This is an early prototype for running an autoscaling Buildkite Agent stack on Kubernetes.
We've seen many customers running the Agent on their own Kubernetes clusters. This is an extraction of some of the patterns we've seen. The stack works today, but we'll be improving it over time as we discover the best ways to run Buildkite pipelines on Kubernetes.
You'll need to create your own overlay to add:
- Buildkite agent token
- Private repository access using either
- Git credentials
- SSH key
cp -R k8s/overlays/example k8s/overlays/my-stackname
Your Buildkite agent token can be found here: https://buildkite.com/organizations/~/agents
Paste that value into the space labeled "BUILDKITE_AGENT_TOKEN" in k8s/overlays/my-stackname/kustomization.yaml
You can create a set of git credentials for testing on GitHub here. You only need to select repository access. Fill in the values in k8s/overlays/my-stackname/git-credentials
.
We would recommend making the agent its own ssh key and adding it as a deploy key to the repository you want to test, or using a machine user with a dedicated ssh key. But for simplicity during local testing you can also use your own ssh key.
Paste the private into ./k8s/overlays/my-stackname/private-ssh-key
You can view the generated manifests before apply them to the cluster with:
kustomize build k8s/overlays/my-stackname
You can pipe this input directly into kubectl to apply it:
kustomize build k8s/overlays/my-stackname | kubectl apply -f -
The example scales Buildkite agent pods using a horizontal pod autoscaler and buildkite metrics from the default job queue. Whenever there are scheduled jobs waiting for execution the number of agent boxes scale up by either double or add 7 agents whichever is greater every 30 seconds. Whenever there are idle agent boxes they will begin to scale down 1 box every 20 seconds, but there may appear to be a delay if that box is currently running a job. These rules can be seen and modified in the supplied manifests.
The example uses the Buildkite k8s job plugin to allow running Buildkite pipeline jobs as a Kubenetes Job using a Pod spec. Some example pipelines are included in this repository, as well as the source Dockerfiles for the associated containers. If you need to network between containers in a pod step you can use kubedns to talk between containers.

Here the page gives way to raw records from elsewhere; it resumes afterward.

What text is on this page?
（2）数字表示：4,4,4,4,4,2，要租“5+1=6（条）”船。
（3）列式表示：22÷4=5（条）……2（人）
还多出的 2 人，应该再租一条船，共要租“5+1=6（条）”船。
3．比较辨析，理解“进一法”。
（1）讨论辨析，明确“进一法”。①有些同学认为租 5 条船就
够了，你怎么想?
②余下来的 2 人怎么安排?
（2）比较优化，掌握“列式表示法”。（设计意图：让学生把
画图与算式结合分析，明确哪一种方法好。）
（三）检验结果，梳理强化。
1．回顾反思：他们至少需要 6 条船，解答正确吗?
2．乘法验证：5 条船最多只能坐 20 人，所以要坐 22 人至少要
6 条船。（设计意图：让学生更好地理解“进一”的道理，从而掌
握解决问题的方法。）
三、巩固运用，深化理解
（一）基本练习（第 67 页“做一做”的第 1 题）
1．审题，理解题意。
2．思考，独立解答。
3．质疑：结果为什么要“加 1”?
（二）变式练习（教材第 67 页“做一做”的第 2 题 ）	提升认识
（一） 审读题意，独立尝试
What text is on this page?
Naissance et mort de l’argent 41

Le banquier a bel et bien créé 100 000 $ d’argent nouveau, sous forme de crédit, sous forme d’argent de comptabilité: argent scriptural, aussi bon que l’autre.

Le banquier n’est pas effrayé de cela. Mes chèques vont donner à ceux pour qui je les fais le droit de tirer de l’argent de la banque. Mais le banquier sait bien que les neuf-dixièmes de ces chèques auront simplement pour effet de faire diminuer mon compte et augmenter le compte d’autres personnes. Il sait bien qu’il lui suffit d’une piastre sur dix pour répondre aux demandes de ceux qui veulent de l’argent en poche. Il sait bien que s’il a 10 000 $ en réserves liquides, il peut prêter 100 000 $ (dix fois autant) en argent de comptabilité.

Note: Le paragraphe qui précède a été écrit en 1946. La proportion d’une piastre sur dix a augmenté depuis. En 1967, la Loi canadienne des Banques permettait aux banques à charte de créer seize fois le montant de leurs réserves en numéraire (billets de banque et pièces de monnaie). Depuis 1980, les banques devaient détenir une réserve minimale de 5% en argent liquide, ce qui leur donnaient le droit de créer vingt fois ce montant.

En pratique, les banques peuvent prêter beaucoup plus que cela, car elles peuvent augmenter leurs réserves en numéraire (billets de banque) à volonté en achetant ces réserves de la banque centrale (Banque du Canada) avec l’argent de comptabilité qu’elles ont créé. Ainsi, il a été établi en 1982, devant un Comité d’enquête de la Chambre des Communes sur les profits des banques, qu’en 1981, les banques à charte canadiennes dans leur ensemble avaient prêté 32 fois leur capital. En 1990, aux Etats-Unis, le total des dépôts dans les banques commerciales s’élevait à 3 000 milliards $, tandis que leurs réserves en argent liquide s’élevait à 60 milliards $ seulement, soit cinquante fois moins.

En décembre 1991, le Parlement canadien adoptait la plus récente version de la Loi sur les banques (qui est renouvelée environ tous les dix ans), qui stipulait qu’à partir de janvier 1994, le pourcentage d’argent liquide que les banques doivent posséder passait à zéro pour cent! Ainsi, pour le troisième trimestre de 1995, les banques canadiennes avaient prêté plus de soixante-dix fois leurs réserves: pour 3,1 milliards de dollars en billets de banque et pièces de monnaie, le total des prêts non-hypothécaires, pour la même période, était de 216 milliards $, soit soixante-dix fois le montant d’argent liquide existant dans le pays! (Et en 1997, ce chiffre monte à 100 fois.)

There are a couple of really simple test services -- win penguin and fail whale. We also pushed the images for win penguin and fail whale up to Docker Hub for testing.
The easiest way to get started is to run a kind (kubernetes-in-docker) cluster on your local machine. We have a few scripts that make cluster provisioning and bootstrap easier.
You'll need to have the docker community edition installed to run the local tests with kind (kubernetes-in-docker). We recommend installing it directly from https://www.docker.com/get-started/
The rest of the local development environment dependencies are managed with homebrew and can be installed with the bootstrap script:
./bin/bootstrap
The easiest way to get started is to run a kind(kubernetes-in-docker) cluster on your local machine. We have a few scripts that make cluster provisioning and bootstrap easier.
To get started run the command below. This will setup a single node kubernetes cluster in docker, add the kubernetes metric server, and then add manifests for the buildkite kubernetes stack.
./bin/up k8s/overlay/my-stackname
When you are finished tear it down with the command below. This deletes all the resources out of the cluster and
./bin/down k8s/overlay/my-stackname
- Build steps running in a pod spec are currently limited to checking the status code of the first container in the container list.
- Agent scaling is pre-defined at the moment to show the functionality, but will be customizeable in the future.
- The pod steps are not expected to run for more than 60 seconds within the pod. If they need longer to run adjust the timeout in the plugin configuration.